My colleague Roy Westbrook really enjoyed this release, and so did I. Having completed their series of Bach’s sacred cantatas so triumphantly, Suzuki and the BCJ are now deep into their series of secular cantatas. Both of these are unashamedly celebratory, written in Leipzig to celebrate King August III of Saxony.

Schleicht, spielende Wellen focuses on river imagery to celebrate the King. The four soloists represent four rivers, each of which represents a different territory: the bass represents the Vistula (Poland), the tenor is the Elbe (for Saxony), the alto is the Danube (Austria), while the soprano takes on the Pleiße (representing the city of Leipzig). They all have a claim on the ruler but, in the end, the Vistula and Elbe agree to share him, representing Augustus’ election to the throne of Poland.

Bach meets this watery drama with music that is full of undulations to speak of the waves, and it’s a typical masterstroke to begin the first movement with a quiet murmur which then explodes all the more strikingly into the tutti with trumpets and drums.

Preise Dein Glücke, on the other hand, was written in great haste to commemorate the royal family’s surprise visit to Leipzig for the annual Michaelmas Fair of 1734. In this case the overtly celebratory tone is evident from the outset and many listeners will recognise the Hosanna from the B minor mass in the opening chorus, here brought to life with thrilling immediacy.

Suzuki and his team are world-leading experts in the world of Bach’s cantatas. Their sacred series brought studio perfection that John Eliot Gardiner’s set lacked (for better and for worse), and not even Gardiner has paid so much attention to the secular cantatas like this. No one, therefore, will be surprised to learn that these are very good.

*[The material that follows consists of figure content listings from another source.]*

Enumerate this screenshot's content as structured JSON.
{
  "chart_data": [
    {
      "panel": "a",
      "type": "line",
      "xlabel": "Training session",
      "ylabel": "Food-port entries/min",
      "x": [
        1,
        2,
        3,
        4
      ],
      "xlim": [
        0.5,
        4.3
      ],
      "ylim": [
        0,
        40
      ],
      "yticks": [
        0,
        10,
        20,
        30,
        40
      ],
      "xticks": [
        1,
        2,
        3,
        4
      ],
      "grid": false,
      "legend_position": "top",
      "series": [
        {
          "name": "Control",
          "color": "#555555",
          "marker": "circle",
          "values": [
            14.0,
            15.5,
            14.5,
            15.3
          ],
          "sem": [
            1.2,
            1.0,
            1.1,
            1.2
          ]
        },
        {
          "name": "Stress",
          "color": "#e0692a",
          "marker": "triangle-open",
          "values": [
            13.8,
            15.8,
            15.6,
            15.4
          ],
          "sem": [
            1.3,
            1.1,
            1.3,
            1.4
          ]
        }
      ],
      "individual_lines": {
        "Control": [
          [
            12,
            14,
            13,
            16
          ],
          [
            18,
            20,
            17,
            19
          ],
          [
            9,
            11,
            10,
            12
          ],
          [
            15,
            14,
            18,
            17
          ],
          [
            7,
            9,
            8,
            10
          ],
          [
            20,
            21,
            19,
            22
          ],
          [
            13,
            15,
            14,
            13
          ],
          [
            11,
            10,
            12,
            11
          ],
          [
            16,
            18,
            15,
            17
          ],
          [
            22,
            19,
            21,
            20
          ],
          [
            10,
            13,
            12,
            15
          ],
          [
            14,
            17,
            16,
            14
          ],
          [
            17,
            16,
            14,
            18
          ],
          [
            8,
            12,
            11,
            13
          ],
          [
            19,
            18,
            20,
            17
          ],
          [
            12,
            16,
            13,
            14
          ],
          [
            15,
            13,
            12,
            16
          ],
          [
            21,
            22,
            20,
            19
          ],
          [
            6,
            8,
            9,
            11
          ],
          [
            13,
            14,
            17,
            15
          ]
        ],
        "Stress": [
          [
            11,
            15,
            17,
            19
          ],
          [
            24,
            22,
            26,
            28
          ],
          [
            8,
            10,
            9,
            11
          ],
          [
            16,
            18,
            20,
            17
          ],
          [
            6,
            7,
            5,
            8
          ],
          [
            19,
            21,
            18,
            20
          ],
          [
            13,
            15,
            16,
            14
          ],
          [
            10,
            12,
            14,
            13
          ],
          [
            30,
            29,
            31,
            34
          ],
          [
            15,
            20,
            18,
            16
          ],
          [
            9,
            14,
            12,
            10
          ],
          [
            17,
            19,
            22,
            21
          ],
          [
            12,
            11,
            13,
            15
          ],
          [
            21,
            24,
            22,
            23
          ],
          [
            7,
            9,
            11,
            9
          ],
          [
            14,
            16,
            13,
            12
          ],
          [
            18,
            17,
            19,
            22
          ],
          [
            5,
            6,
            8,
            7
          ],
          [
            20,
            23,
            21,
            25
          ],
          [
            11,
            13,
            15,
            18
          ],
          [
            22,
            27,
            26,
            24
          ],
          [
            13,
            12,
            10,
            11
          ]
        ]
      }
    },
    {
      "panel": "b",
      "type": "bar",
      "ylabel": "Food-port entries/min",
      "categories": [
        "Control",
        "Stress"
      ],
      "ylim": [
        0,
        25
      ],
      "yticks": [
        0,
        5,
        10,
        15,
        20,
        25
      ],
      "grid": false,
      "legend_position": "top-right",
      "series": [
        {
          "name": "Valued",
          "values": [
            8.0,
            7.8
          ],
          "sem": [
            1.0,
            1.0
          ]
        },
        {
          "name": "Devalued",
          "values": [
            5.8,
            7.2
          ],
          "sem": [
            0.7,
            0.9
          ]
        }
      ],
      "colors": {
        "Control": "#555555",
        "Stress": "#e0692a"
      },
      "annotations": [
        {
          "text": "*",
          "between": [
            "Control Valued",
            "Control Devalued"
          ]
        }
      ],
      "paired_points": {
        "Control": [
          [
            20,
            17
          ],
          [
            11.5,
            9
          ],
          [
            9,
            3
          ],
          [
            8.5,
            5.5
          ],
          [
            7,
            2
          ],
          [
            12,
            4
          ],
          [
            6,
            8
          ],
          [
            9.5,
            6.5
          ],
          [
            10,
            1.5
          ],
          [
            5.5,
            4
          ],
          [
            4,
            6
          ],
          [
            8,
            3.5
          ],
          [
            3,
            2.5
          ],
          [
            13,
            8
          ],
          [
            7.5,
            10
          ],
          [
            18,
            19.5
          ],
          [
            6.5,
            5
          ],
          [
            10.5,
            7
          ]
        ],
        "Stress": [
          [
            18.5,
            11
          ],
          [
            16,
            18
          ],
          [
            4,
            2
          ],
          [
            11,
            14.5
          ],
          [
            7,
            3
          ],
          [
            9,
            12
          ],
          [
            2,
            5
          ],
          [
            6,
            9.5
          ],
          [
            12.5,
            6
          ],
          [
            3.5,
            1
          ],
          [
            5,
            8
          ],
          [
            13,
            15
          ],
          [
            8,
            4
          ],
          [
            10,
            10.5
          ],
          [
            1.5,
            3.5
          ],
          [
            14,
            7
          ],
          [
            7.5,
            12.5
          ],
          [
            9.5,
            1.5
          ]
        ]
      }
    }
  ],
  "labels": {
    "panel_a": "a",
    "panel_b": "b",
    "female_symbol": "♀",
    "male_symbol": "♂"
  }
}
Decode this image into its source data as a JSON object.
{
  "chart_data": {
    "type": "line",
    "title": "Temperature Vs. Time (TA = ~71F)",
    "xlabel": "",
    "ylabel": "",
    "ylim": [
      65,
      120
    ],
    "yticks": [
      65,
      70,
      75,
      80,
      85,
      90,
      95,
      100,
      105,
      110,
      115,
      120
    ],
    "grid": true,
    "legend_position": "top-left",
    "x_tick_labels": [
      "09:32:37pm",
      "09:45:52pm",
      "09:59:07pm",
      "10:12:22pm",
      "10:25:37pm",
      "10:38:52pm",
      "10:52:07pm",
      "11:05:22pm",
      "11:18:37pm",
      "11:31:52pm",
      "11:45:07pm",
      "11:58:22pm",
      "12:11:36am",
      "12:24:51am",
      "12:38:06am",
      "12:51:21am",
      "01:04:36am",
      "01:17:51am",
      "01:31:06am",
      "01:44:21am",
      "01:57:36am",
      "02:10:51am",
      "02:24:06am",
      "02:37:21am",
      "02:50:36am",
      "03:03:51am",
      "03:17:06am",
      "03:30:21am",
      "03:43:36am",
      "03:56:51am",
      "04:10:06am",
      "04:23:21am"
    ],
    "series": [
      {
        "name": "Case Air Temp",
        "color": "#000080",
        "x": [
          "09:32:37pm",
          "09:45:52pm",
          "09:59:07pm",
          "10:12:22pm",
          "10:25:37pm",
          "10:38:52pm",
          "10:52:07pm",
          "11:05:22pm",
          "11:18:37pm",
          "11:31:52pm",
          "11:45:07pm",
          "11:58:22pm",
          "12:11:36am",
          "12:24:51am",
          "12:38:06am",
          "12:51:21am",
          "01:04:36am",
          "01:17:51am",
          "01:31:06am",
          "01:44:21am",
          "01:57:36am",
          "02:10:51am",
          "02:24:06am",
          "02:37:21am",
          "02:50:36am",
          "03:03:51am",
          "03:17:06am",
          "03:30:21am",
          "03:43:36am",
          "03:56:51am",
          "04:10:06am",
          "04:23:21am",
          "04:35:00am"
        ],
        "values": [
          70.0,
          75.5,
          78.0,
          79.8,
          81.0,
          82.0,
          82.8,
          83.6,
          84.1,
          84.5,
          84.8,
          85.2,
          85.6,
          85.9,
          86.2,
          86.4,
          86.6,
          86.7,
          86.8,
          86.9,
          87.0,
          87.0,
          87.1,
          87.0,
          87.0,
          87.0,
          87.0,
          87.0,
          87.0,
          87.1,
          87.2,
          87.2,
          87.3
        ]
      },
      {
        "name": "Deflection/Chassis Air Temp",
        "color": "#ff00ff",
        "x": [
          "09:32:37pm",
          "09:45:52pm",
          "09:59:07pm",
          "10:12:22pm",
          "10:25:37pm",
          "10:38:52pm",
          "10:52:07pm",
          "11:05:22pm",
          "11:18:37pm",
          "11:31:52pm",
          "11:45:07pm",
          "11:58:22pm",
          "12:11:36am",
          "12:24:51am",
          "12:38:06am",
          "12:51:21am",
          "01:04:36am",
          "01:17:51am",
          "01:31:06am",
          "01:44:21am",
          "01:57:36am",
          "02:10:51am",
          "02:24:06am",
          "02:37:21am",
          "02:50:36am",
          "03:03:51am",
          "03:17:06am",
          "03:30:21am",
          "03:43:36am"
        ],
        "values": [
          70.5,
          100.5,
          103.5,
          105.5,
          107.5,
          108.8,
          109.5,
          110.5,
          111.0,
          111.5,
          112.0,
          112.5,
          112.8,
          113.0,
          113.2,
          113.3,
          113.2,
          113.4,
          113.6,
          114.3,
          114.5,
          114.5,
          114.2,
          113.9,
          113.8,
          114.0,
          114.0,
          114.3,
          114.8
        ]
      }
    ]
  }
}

The soloists are all stars. Hana Blažiková plays the mediator in BWV 206, so she is apportioned music of melting beauty which she sings with a most alluring gleam, and she is helped in her aria with a series of flutes that carol delightfully alongside her. Hiroya Aoki has a beautifully ethereal voice which brings an almost ghostly splendour to his aria in BWV 206. Charles Daniels makes a wonderfully mellifluous sound as the river Elbe, and his vocal acrobatics are very impressive in BWV 215. Roderick Williams executes the tricky coloratura in both cantatas with impressive aplomb, and sings with as much presence and character as we have come to expect from him. The chorus don't have a huge amount to do, but they sound great in the choruses which bookend each cantata.

Throughout there is a forward presence to the sound, capturing the space of the acoustic very well, and the ensemble’s much-lauded precision and cleanliness of attack helps give the whole thing great bounce and drive. Suzuki himself directs the whole thing with great grace and even the odd touch of humour. In short, a great success.